« Je ne vois pas le marché » : les 7 signaux que scrutent réellement les investisseurs deeptech
Pourquoi les investisseurs deeptech disent-ils « je ne vois pas le marché » ?
Il existe une situation que tout fondateur deeptech finit par traverser, souvent plus tôt qu’il ne l’anticipe : sortir d’un comité stratégique avec le sentiment d’avoir tenu chaque argument, répondu à chaque objection technique, démontré la robustesse de l’architecture — et s’entendre dire, malgré tout, « je ne vois pas le marché ».
Cette formule mérite d’être décryptée avec précision. Elle n’exprime pas un doute sur la technologie.
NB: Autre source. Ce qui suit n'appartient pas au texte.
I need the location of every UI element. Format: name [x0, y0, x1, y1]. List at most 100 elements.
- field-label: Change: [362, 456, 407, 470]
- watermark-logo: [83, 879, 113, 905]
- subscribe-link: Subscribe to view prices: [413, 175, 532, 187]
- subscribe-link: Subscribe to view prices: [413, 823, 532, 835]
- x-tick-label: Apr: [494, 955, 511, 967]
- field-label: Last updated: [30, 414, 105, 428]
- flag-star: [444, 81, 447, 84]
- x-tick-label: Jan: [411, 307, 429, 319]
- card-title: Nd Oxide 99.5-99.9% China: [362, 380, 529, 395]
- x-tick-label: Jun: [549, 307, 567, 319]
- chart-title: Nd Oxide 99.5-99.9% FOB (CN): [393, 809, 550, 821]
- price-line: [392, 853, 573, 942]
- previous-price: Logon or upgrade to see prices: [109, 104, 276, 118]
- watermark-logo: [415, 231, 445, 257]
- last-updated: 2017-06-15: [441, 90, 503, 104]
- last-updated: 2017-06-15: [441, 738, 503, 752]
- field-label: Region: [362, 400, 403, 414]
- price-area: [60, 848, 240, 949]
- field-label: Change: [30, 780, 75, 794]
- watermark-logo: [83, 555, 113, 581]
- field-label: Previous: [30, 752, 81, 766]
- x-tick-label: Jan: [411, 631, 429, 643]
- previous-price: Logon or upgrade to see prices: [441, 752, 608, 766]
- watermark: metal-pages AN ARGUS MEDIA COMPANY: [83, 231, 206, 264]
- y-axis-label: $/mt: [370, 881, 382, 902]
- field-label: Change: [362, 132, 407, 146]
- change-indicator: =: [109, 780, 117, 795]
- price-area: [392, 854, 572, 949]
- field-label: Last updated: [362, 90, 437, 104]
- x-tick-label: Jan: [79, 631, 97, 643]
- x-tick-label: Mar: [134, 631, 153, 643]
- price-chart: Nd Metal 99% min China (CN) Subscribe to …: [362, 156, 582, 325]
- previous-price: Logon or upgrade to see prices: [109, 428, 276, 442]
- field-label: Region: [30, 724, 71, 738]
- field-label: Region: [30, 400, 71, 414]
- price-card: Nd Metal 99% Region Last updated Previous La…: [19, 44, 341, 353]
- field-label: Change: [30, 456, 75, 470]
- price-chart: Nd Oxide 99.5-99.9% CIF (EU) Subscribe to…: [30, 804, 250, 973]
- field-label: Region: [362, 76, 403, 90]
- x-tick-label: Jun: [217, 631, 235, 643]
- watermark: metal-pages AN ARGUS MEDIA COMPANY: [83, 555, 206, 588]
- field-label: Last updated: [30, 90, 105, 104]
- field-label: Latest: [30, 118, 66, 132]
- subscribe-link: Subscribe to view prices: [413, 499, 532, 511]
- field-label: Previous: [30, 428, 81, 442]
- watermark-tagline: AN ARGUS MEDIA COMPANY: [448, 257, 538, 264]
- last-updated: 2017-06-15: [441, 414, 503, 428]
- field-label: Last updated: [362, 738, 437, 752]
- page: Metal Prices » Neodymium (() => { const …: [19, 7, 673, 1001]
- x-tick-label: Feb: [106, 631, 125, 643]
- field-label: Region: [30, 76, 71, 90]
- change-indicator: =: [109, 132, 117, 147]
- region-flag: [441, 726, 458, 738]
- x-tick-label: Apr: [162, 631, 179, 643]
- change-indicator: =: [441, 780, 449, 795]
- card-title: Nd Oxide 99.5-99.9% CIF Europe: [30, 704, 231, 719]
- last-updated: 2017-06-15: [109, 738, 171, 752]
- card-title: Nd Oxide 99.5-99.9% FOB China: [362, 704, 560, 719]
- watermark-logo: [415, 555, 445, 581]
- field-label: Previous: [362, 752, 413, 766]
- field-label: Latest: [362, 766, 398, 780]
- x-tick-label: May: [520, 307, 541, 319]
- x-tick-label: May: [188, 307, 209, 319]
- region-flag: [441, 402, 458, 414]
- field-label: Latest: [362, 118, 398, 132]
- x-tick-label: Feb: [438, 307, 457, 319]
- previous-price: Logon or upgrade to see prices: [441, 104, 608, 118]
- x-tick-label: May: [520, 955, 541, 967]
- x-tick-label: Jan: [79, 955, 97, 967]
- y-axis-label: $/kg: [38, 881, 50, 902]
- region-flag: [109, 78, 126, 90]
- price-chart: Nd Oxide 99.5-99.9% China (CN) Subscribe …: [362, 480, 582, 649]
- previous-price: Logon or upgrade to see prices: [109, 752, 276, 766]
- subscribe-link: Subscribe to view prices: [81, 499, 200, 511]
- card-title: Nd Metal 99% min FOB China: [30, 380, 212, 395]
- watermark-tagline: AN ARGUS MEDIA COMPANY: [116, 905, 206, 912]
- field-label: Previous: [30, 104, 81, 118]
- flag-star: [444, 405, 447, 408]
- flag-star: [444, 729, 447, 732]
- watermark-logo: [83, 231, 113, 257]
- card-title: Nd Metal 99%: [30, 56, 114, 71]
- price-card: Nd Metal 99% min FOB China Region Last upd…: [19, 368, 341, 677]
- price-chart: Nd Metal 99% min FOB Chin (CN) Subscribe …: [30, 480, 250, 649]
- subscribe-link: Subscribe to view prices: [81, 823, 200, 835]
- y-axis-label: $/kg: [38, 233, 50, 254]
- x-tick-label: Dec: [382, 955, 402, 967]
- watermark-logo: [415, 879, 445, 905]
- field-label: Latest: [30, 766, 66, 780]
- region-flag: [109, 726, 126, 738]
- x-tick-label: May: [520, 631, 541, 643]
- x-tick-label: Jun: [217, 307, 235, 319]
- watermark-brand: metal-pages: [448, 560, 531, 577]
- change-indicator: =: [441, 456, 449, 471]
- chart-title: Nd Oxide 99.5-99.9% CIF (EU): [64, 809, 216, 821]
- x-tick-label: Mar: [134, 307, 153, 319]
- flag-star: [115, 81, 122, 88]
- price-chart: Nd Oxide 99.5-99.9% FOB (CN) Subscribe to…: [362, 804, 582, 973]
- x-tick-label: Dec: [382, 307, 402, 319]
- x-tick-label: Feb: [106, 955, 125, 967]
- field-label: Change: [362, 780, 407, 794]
Elle signale que quelque chose d’essentiel — la lisibilité commerciale, la maturité de l’équipe face à l’exécution, la crédibilité du chemin à parcourir — reste insuffisamment construit aux yeux du board.
Depuis plusieurs années, à travers les revues de projet menées à emlyon venture labs, nous accompagnons des fondateurs deeptech dans la structuration de leur positionnement face aux investisseurs. Ce travail, mené au contact de dizaines de startups deeptech à différents stades, a permis d’identifier une constante : derrière cette phrase se cachent sept signaux très précis, que les comités cherchent — consciemment ou non — à détecter.
Comprendre ces signaux, c’est transformer une revue de projet en véritable exercice de gouvernance entrepreneuriale.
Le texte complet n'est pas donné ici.